Unikalne torfowisko w Czechowicach-Dziedzicach jest poważnie zagrożone wyschnięciem. Choć znajduje się na terenie rezerwatu, bierna ochrona może nie wystarczyć. Jak uratować to czynne przyrodniczo i hydrologicznie miejsce sprawdzał Michał Mitoraj w programie Czysta Polska.
Torfowiska w okolicach Czechowic-Dziedzic to miejsce unikalne na mapie kraju. - Na południu Polski tak dobrze zachowanych torfowisk jest niewiele. Rezerwat Rotuz jest tym najlepiej zachowanym - mówi Mikołaj Siemaszko z Czechowiczanie dla Przyrody.
Wkrótce jednak może się to zmienić. Prowadzone na miejscu badania i regularne pomiary poziomu wody pokazują, że torfowisko wysycha. - W tym rejonie poprowadzone są dwa główne rowy melioracyjne. Od kilkudziesięciu lat te rowy odprowadzają wodę z torfowiska, a torfowisko w ten sposób się degraduje. Opadająca woda sprawia, że zaczyna zarastać, a każde pojawiające się tu nowe drzewo dodatkowo naturalnie wysysa z niego wodę.
Z kolei Przemysław Skrzypiec, zastępca regionalnego dyrektora ochrony środowiska w Katowicach mówi: - Torfowiska to w zasadzie jedne z najcenniejszych ekosystemów, których od XVIII wieku zniknęło 80 procent. Co gorsza, proces ten przyspiesza. To dramat nie tylko dla żyjących tu roślin i zwierząt, ale i dla ludzi, którzy paradoksalnie sami często takie tereny osuszali.
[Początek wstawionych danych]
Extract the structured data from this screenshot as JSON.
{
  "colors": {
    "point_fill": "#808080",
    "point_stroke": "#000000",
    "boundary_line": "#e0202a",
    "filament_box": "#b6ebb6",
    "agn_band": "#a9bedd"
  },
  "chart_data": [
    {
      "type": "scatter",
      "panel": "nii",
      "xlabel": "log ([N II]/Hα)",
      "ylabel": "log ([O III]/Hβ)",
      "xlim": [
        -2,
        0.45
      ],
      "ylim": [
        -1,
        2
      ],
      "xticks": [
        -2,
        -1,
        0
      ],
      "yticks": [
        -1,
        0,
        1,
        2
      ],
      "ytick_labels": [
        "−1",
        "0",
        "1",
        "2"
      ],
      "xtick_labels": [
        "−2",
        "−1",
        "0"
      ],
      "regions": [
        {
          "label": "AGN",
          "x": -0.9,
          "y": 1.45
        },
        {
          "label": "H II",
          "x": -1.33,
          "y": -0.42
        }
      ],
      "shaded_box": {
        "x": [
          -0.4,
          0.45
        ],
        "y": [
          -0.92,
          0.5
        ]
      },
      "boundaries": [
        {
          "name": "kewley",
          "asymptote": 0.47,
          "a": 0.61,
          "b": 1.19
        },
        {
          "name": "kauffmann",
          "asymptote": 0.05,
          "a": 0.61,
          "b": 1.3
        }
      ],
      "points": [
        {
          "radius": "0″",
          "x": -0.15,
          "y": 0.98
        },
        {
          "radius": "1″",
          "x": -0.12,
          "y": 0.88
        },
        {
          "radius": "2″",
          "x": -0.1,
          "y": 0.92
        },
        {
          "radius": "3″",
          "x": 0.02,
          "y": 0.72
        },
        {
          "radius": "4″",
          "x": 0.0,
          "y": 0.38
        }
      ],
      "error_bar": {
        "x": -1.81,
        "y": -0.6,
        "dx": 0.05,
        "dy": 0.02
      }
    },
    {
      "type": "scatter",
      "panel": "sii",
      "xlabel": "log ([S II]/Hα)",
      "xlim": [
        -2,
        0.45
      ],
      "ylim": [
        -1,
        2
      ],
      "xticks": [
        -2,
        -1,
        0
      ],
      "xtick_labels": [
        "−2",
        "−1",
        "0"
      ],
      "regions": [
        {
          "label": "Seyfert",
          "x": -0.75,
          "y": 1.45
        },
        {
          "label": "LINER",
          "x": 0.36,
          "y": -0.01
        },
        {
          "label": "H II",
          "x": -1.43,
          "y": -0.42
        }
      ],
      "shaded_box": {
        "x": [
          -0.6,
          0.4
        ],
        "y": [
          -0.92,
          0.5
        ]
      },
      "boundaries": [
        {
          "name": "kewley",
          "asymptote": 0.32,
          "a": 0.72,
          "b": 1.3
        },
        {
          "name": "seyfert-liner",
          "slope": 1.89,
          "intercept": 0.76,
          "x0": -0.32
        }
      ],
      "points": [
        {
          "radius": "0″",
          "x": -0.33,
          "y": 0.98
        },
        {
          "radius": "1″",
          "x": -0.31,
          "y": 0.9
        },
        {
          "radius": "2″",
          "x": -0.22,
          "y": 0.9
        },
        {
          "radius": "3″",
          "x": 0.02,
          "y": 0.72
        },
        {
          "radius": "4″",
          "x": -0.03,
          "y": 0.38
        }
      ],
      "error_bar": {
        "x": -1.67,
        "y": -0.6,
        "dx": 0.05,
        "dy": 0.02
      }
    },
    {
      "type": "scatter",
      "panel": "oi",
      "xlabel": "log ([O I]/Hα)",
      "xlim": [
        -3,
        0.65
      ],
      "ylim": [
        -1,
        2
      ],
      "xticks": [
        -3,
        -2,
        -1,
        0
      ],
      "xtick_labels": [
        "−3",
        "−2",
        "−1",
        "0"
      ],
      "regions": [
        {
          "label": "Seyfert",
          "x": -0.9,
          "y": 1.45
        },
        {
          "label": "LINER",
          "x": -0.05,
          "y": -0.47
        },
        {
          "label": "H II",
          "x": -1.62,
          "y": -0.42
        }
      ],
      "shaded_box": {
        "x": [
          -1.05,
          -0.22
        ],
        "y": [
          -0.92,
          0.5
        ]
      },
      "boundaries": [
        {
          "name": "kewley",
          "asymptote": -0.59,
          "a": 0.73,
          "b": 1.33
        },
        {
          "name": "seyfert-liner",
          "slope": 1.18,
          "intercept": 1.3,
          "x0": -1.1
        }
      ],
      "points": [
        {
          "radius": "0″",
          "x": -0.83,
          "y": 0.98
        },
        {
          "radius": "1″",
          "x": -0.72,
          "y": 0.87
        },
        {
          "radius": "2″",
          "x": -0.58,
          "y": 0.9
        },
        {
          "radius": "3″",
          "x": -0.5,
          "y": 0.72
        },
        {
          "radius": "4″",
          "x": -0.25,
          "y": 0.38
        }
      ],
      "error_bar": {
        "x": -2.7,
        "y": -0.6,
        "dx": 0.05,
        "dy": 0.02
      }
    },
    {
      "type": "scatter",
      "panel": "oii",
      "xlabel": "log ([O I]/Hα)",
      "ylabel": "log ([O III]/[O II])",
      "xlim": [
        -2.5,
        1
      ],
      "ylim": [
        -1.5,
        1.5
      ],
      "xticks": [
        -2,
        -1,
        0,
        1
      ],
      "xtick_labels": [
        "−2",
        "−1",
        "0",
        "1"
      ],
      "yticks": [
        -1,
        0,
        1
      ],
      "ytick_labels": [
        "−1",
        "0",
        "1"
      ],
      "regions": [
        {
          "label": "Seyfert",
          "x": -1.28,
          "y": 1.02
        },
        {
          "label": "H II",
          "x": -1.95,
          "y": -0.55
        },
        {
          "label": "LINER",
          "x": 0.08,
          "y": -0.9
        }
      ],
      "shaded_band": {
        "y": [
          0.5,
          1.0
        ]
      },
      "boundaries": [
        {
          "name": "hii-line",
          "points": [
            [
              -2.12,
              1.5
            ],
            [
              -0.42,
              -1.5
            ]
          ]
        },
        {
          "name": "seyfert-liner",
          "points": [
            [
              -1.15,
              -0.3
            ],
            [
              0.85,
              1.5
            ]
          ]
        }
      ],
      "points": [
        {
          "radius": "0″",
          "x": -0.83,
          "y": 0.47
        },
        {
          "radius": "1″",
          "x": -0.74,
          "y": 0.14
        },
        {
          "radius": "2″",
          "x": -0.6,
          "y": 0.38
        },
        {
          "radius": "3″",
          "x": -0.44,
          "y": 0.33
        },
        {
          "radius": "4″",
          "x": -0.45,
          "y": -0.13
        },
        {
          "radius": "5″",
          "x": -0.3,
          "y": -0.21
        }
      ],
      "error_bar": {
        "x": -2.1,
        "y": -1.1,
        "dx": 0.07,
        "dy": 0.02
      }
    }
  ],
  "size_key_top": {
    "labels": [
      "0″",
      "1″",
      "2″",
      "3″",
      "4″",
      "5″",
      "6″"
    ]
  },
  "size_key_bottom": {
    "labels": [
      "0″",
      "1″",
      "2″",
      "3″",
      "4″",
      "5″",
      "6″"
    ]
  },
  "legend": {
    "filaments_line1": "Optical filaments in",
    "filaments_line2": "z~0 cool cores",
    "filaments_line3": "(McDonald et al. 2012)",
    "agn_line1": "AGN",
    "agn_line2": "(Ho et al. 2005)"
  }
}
Torfowiska jak gąbka potrafią chłonąć wodę, chroniąc okolicę przed powodziami i suszą. Są też naturalnymi, ogromnymi magazynami dwutlenku węgla. To także skarb przyrodniczy. Poza charakterystyczną dla mokradeł unikalną roślinnością można tu spotkać wyjątkowe gatunki zwierząt. - Jest tutaj sporo takich gatunków związanych terenami błotnymi, wodnymi, pojawiają się też bieliki. Jeżeli chodzi o te gatunki typowo wodno-błotne, to są żurawie, które tutaj gniazdują co roku - opowiada Mikołaj Siemaszko.
Ruszyła pomoc dla torfowisk
By ratować torfowiska w okolicach Czechowic-Dziedzic w teren wspólnie ruszyli przyrodnicy, leśnicy i przedstawiciele katowickiej regionalnej dyrekcji ochrony środowiska. Powstał kompleksowy plan ratowania unikalnego ekosystemu w rezerwacie Rotuz. - Działania ochronne polegają na usuwaniu drzew zarastających torfowisko, trzciny - mówi Przemysław Skrzypiec.
Pierwsze prace udało się wykonać jeszcze przed nowym rokiem. Teraz pora na drugi etap. - Rowy, które odprowadzały do tej pory wodę z tego torfowiska, zostaną przegrodzone, co uniemożliwi odpływ wody. Powstaną tamy ziemno-błotne zbudowane z tego czego sama dostarczy natura. Dla tego unikalnego miejsca, to jedyna szansa by mogło przetrwać. Prace mają ruszyć latem - objaśnia Tomasz Gawęda z Nadleśnictwa Bielsko.